Nel giugno del 1972, i ricoverati dell'ospedale psichiatrico di Trieste inviarono una lettera al Presidente della provincia di Trieste Michele Zanetti con un appello per la sorte del cavallo "Marco", un cavallo reale che dal 1959 era adibito al traino del carretto della lavanderia, dei rifiuti e del trasporto di materiale vario nel manicomio. Il testo, scritto in prima persona come fosse redatto dal cavallo, ne chiedeva in luogo della prevista macellazione, il dignitoso "pensionamento" all'interno della struttura, per "meriti" lavorativi e per l'affetto che sia il personale che i pazienti nutrivano verso l'animale. In cambio si offriva il versamento di una somma pari al ricavato della vendita dell'animale per la macellazione, e il mantenimento a proprie spese per tutta la restante vita naturale. Il 30 ottobre dello stesso anno la Provincia di Trieste accolse la richiesta, stanziando l'acquisto di un motocarro in sostituzione del cavallo, che veniva appunto ceduto e affidato alle cure dei pazienti residenti nel manicomio.

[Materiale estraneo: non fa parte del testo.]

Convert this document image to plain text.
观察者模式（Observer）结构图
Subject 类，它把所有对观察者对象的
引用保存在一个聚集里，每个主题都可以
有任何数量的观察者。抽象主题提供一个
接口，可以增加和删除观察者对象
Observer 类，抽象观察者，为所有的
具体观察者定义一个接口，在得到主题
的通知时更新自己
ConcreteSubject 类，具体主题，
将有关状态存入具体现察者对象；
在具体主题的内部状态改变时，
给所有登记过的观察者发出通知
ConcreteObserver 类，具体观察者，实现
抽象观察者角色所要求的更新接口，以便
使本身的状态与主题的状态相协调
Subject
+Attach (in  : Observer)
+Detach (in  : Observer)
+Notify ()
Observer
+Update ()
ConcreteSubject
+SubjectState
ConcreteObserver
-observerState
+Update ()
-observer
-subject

Questa prima favorevole accoglienza delle autorità di una richiesta diretta da parte di ricoverati di un manicomio, allora privati dei diritti civili, venne vista come una apertura e un'occasione verso un possibile riconoscimento della loro dignità personale. L'artista Vittorio Basaglia, cugino dello psichiatra Franco ideò il progetto della realizzazione di un cavallo di legno e cartapesta di dimensioni monumentali che prendesse spunto da questo fatto di cronaca reale e potesse diventare il simbolo della fine dell'isolamento dei malati mentali, un "cavallo di Troia" che potesse invece essere contenitore delle istanze di libertà e umanità dei malati mentali]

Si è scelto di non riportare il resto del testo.